The benefits were immediate. Coach’s one-piece system produced a quieter ride and reduced leaks, which can be a big problem in RVs. Water intrusion leads to interior damage and rotting plywood, which can compromise the electrical system and cause laminate to peel off walls and cabinets.

The molds are expensive. Each one is specific to the make and model of the van chassis that the RV conversion is mounted on. “If we design a mold to fit on a Ford chassis, it only fits on a current Ford chassis,” says Steve. “If Ford decides to modify the cab, we have to modify our molds.” Besides the one-piece fiberglass design, Coach House found more inspiration in the marine industry than in the highly competitive, price-based RV industry.

“We visit a lot of the marine shows and conventions and pick up a lot of cool ideas,” Steve says. “Marine industry interiors far exceed what the RV industry does.”

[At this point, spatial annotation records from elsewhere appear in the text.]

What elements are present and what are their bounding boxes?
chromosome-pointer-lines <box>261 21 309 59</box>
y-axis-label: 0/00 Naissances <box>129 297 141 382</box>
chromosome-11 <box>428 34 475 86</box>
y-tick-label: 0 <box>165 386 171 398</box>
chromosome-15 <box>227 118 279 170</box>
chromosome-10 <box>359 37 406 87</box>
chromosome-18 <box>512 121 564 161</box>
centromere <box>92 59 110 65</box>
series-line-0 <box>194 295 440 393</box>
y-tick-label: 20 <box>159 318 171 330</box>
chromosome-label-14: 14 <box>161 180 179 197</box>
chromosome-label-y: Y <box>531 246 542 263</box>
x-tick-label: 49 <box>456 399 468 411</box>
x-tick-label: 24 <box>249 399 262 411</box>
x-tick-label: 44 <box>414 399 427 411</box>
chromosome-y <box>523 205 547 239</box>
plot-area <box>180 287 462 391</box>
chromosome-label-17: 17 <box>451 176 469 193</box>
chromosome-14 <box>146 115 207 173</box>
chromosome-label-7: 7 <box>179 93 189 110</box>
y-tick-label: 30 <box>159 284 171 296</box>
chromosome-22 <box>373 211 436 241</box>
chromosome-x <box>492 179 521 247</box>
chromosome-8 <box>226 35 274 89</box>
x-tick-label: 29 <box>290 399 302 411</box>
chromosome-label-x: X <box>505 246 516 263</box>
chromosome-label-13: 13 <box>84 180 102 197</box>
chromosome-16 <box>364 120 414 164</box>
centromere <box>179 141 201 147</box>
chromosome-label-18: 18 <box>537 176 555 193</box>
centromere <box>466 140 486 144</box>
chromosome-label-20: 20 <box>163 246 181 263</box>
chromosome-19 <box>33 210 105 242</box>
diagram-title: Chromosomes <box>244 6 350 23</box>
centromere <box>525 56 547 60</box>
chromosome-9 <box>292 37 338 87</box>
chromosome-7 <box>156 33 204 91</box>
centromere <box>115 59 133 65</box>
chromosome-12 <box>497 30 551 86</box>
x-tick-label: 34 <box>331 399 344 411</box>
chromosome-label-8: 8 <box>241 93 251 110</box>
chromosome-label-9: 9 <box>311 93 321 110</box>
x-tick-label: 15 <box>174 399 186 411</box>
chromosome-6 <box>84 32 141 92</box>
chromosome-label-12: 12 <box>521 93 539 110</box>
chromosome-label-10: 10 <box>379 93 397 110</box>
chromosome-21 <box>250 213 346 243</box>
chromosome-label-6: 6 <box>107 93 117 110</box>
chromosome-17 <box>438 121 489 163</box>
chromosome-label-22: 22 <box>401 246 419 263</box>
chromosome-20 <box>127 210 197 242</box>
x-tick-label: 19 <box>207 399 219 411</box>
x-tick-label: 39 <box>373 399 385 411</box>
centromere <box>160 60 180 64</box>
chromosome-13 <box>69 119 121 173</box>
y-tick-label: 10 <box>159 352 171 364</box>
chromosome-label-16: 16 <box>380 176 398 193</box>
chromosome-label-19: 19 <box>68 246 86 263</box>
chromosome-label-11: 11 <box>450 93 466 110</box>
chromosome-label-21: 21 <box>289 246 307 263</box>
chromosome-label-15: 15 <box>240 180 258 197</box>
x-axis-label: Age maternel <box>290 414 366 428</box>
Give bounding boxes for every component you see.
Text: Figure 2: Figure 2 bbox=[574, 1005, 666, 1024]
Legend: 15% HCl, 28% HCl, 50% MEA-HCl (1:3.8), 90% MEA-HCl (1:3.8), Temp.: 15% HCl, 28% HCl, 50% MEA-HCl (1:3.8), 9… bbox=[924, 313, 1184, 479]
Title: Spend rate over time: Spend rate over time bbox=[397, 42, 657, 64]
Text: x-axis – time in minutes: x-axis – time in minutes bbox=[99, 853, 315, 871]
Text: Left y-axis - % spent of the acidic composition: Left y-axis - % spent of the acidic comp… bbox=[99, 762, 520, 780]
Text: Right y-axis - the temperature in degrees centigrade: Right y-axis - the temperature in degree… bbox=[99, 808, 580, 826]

Coach House’s use of upgraded interior building materials such as high-grade, low-emission plywood and Corian are selling points, as are its heavy-duty hydraulic-powered leveling systems and slideouts that expand the living space.

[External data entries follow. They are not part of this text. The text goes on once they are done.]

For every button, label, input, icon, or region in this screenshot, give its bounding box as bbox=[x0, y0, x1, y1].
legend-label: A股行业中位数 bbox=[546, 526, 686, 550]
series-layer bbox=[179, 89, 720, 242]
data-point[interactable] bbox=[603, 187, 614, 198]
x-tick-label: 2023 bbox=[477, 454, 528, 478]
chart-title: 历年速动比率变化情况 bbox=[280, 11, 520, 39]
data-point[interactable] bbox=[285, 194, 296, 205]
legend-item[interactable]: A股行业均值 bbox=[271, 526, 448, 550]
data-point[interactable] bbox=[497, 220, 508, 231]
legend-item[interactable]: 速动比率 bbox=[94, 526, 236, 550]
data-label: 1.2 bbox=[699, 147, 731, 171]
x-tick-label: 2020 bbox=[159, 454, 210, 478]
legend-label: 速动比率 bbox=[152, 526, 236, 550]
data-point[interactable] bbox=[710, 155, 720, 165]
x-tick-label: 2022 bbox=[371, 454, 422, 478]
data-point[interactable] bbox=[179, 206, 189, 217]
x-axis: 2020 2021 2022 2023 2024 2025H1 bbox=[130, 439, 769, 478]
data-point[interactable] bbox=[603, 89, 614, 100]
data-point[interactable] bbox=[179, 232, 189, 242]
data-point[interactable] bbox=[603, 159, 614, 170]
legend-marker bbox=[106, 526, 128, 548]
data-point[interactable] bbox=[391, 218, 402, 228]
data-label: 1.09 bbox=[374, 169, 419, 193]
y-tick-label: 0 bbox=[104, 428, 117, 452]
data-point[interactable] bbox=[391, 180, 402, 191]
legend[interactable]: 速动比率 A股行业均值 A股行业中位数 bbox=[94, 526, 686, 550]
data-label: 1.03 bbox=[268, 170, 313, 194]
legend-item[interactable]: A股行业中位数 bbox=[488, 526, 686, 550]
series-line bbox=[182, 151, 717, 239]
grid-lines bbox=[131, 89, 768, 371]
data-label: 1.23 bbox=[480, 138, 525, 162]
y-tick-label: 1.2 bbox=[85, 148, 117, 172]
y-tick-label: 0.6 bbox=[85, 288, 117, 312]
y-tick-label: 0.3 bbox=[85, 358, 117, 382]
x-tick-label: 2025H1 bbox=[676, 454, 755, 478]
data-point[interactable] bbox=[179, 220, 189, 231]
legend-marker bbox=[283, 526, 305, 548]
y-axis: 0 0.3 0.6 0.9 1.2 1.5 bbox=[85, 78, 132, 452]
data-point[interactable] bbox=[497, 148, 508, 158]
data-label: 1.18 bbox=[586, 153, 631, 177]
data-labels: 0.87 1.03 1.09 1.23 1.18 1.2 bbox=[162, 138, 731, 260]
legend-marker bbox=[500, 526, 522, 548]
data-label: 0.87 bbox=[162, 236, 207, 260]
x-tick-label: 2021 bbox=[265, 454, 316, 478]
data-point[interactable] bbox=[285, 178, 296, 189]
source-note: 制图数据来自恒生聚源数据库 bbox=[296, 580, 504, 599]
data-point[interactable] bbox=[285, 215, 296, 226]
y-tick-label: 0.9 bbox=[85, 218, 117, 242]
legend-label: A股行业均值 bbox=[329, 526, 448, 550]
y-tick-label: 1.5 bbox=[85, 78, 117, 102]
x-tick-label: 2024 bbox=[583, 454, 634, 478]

Customers buy direct from the factory, choosing from several floor plans for the motorhome’s interior. Coach House reps also go to Florida RV shows and one in Hershey, Pennsylvania, to market their models. They’ve also worked to keep employee turnover low, with the average length of service at the factory 14 years.

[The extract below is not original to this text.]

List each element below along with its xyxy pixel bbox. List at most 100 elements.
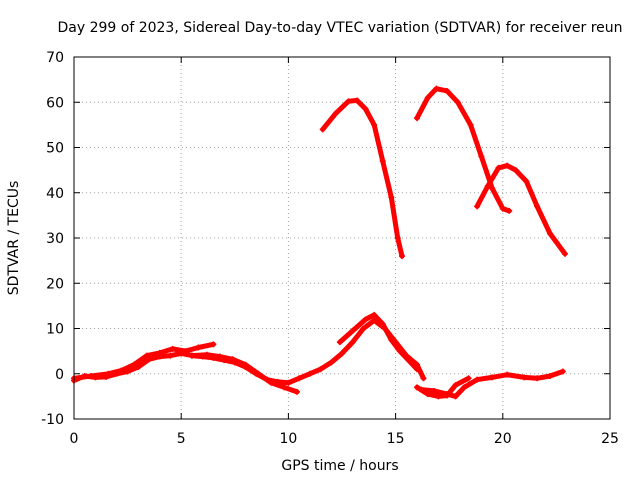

On one recent day, three workers clad in protective gear were hand-rolling fiberglass coating in an upside-down mold. Freshly painted RVs were drying in an adjacent, dust-free bay. In another part of the factory, workers custom fabricated cabinets and countertops and sewed upholstery.

Workers are paid by the hour and receive quarterly bonuses based on 10 percent of the company’s net profits. And because the cost of warranty repairs comes out of net income, workers are motivated to focus on quality construction.

Once a month, the Gerzenys provide lunch for all the employees. They’ve also closed the plant down to take everyone to a Tampa Bay Rays spring training game.

And after four decades, Coach Homes is staying in the family. Ruben, 82, still checks in regularly at the factory. Steve and David help out on the floor when needed. David’s son Zach serves as production manager. Steve has a son in college who intends to join Coach House when he graduates.

It’s tough to keep a business growing through the third generation, but the Gerzenys have survived the RV industry’s cycles. Steve says his father mentored his sons equally.

“He’s kept us together,” Steve says of his father. “He taught us a long time ago not to keep score. My mom [Beverly] is the glue. We’re all in this together.”